用意するものはエマージェンシーシート1枚 (写真は東京マラソン2019のゴール後配布のもの) と裁断するハサミのみです。
チョキチョキするだけ
基本的に身体を包みこみ保温するので、肩幅よりも大きめのサイズで採寸し作成します。
ハサミで余剰分をカットして余った部分 (上の写真右側) は、寒いスタート前に万全を期すためマフラーにも腹巻き代わりにもなります。
スタート前から超極寒だった別部大分毎日マラソン2018では、細長く切ったものをマフラー代わりに首に巻いて防寒に成功しています。
首や腹に巻いてスタートすれば、最初のエイドまでに保温された空気は、発汗による発熱でさらに高温になり十分に身体は温まっているはずです。
作成のコツは首を通す穴の幅を首スレスレにカットする事です。こうすることですき間風の侵入を最小限に防ぎ、身体とアルミの空気層を冷やさず保温効果が高められます。
首幅が定まらず小さめに作ってしまい、首を通すと簡単に破れてしまいました。宿泊先へセロテープを持参するはずもなく、もったいないと思いつつテーピングで補強しました。
ホテルの姿見にて
誰もが羨む天下の東京マラソン前夜に、ひとりだけの秋葉原のホテル、なんだか右手のポーズがエモい感じですがハサミの切り口が雑になっても、こんな見た目となれば完成形としては十分です。
ここは暖房がとても効いた部屋、上半身裸で被っただけなのにジワっと汗が出てくるくらい保温効果を実感できました。
装備3品で防寒、日差しがあれば最強
取り敢えずエマージェンシーシートの弱点についても述べたておきたいと思います。デメリットとも言えるのですがそれはただ一つ、シャカシャカ音が非常に大きいことです。
この格好で行動しているとアルミが擦れる音でシャカシャカシャカシャカととにかくうるさいのです。これに気付いてからは遠慮気味に小さめな動きに徹し、移動の電車内とスタート前待機は極力動かずジッとしていました。

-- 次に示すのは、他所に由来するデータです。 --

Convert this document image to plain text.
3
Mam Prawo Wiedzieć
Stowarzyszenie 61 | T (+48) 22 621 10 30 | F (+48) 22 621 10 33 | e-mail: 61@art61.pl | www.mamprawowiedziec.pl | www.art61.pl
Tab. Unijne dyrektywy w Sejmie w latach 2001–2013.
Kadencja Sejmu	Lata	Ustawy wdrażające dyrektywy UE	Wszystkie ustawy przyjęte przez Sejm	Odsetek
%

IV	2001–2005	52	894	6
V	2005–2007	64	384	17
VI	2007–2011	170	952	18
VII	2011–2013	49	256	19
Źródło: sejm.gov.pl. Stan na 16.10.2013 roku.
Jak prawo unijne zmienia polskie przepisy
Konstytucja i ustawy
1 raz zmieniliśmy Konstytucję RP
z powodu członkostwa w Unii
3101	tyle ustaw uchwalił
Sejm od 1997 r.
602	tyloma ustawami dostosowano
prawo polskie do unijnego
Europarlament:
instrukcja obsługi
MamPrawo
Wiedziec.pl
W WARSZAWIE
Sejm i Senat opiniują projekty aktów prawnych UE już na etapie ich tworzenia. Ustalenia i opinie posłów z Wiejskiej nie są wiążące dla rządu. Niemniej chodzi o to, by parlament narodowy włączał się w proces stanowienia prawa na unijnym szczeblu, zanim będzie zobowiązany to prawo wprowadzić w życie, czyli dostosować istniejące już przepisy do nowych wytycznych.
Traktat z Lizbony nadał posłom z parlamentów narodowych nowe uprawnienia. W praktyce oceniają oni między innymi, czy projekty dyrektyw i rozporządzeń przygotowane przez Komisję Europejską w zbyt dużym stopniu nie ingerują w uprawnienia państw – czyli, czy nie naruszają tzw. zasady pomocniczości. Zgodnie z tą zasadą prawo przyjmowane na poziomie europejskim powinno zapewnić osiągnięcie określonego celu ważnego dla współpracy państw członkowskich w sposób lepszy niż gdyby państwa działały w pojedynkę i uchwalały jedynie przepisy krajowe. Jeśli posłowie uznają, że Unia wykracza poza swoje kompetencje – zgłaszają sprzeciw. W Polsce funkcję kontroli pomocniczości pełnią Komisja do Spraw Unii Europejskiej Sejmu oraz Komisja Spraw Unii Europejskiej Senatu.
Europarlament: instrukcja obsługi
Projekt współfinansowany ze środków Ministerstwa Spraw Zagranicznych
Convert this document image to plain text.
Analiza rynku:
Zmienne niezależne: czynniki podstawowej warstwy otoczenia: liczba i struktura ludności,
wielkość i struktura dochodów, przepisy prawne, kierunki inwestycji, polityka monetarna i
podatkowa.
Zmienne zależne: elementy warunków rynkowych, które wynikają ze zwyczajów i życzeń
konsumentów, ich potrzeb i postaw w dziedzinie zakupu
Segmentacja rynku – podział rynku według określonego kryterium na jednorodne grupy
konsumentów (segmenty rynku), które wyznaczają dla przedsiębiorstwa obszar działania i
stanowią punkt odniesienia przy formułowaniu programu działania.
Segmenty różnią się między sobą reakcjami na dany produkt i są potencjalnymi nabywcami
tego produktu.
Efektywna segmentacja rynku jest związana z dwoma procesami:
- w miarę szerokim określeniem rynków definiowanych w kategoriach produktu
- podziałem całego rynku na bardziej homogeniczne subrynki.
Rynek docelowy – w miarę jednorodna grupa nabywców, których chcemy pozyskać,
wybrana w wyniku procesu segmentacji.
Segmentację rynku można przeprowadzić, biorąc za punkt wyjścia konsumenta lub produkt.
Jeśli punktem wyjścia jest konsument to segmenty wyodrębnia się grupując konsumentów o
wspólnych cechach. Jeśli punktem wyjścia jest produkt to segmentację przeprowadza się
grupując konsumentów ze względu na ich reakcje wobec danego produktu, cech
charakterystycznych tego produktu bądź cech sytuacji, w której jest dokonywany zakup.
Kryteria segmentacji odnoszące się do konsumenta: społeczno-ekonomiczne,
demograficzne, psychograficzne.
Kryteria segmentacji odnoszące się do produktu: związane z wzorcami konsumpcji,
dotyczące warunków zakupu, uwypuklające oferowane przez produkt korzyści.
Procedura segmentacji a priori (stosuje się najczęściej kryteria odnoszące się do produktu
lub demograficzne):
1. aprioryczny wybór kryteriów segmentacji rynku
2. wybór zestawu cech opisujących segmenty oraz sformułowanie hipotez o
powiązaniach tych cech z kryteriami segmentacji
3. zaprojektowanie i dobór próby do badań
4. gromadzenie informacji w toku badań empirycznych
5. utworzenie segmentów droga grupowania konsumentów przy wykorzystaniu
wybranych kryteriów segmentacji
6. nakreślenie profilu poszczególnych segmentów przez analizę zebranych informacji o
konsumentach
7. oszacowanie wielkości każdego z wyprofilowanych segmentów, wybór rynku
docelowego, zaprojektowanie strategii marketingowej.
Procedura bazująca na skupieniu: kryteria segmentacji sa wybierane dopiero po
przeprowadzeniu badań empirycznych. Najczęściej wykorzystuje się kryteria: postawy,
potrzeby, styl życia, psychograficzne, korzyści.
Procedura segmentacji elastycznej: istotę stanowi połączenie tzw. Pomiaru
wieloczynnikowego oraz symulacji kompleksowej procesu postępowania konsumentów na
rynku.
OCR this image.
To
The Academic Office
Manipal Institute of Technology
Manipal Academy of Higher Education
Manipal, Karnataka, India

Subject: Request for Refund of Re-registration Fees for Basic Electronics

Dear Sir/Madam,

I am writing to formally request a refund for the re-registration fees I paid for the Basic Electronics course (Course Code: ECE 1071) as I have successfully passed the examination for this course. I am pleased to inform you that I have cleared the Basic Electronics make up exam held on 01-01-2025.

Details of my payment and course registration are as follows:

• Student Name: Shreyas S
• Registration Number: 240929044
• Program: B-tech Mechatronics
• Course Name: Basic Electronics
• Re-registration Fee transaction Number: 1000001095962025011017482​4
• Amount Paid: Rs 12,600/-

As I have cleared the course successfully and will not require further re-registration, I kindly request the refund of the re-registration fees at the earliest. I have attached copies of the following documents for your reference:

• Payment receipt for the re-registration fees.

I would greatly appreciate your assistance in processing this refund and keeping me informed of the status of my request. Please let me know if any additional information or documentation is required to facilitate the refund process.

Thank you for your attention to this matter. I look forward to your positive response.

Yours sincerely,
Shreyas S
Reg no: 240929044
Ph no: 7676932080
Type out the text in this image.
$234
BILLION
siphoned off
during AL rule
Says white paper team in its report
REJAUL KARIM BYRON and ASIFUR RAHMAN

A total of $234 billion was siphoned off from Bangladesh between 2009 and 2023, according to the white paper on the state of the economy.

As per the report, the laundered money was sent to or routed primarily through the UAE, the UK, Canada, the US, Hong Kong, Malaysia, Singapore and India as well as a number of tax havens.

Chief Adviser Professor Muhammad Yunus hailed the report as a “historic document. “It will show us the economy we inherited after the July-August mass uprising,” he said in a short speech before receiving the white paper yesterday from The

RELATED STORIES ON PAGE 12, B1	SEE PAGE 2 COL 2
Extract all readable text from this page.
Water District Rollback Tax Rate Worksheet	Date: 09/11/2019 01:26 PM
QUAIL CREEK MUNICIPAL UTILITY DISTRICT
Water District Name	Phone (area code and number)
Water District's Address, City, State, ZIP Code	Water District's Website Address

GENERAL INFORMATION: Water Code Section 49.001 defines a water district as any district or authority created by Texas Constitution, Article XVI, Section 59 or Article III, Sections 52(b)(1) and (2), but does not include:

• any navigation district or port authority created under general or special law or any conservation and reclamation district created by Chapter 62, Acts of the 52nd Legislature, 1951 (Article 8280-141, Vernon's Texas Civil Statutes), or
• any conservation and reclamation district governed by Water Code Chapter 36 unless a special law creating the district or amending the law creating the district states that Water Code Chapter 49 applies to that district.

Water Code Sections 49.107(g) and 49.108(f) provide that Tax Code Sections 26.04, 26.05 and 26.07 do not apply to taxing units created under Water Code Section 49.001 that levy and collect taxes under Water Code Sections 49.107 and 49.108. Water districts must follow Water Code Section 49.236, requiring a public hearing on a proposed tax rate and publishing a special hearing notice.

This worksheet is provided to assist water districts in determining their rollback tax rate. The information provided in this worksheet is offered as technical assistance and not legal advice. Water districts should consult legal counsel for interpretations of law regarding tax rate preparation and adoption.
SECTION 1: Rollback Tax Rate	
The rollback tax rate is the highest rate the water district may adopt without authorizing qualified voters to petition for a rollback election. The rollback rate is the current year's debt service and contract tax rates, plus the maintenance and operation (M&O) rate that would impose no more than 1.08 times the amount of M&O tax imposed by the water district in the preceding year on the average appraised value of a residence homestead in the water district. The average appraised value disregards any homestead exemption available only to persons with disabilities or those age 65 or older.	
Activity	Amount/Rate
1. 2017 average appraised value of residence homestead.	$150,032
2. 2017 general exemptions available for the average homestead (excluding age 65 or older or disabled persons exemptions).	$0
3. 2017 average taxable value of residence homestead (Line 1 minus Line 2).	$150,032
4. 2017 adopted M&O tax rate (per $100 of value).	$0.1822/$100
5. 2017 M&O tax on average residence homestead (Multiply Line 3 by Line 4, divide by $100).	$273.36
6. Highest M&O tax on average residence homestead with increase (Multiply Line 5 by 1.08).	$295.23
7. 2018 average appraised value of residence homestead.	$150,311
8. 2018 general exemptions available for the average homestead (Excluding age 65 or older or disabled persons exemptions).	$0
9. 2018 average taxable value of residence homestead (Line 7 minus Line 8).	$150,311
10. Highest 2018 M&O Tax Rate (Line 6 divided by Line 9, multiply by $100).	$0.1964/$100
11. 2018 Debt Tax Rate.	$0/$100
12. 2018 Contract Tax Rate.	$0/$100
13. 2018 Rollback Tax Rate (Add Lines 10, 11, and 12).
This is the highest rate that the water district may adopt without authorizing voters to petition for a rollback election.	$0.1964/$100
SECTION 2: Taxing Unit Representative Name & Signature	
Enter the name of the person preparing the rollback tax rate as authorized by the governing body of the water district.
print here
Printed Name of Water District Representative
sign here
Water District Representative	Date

首、お腹、腰に貼るカイロを、手には普通のカイロを握って、エマージェンシーシートをランニングウェアの上から被り、最後に100均雨合羽を羽織ることで防寒具が完璧に仕上がりました。
これは東京マラソン当日ホテル出発時に撮影したものですが、改めて見ると東京マラソン柄のシートが下から薄ら見え、ファッション性さえ兼ね備え実に完成度が高い作品となりました。
部屋を出てこのまんまの格好で移動、スタート時刻まで待機して防寒、これが全く寒くないとは言わないまでも、自身とカイロの熱のダブル保温効果でブルブル震えることはありませんでした。
ただ余談となりますが、身に付けている防寒具より太陽光万歳、朝日という陽射しが1番の防寒具だったことも付け加えておきます。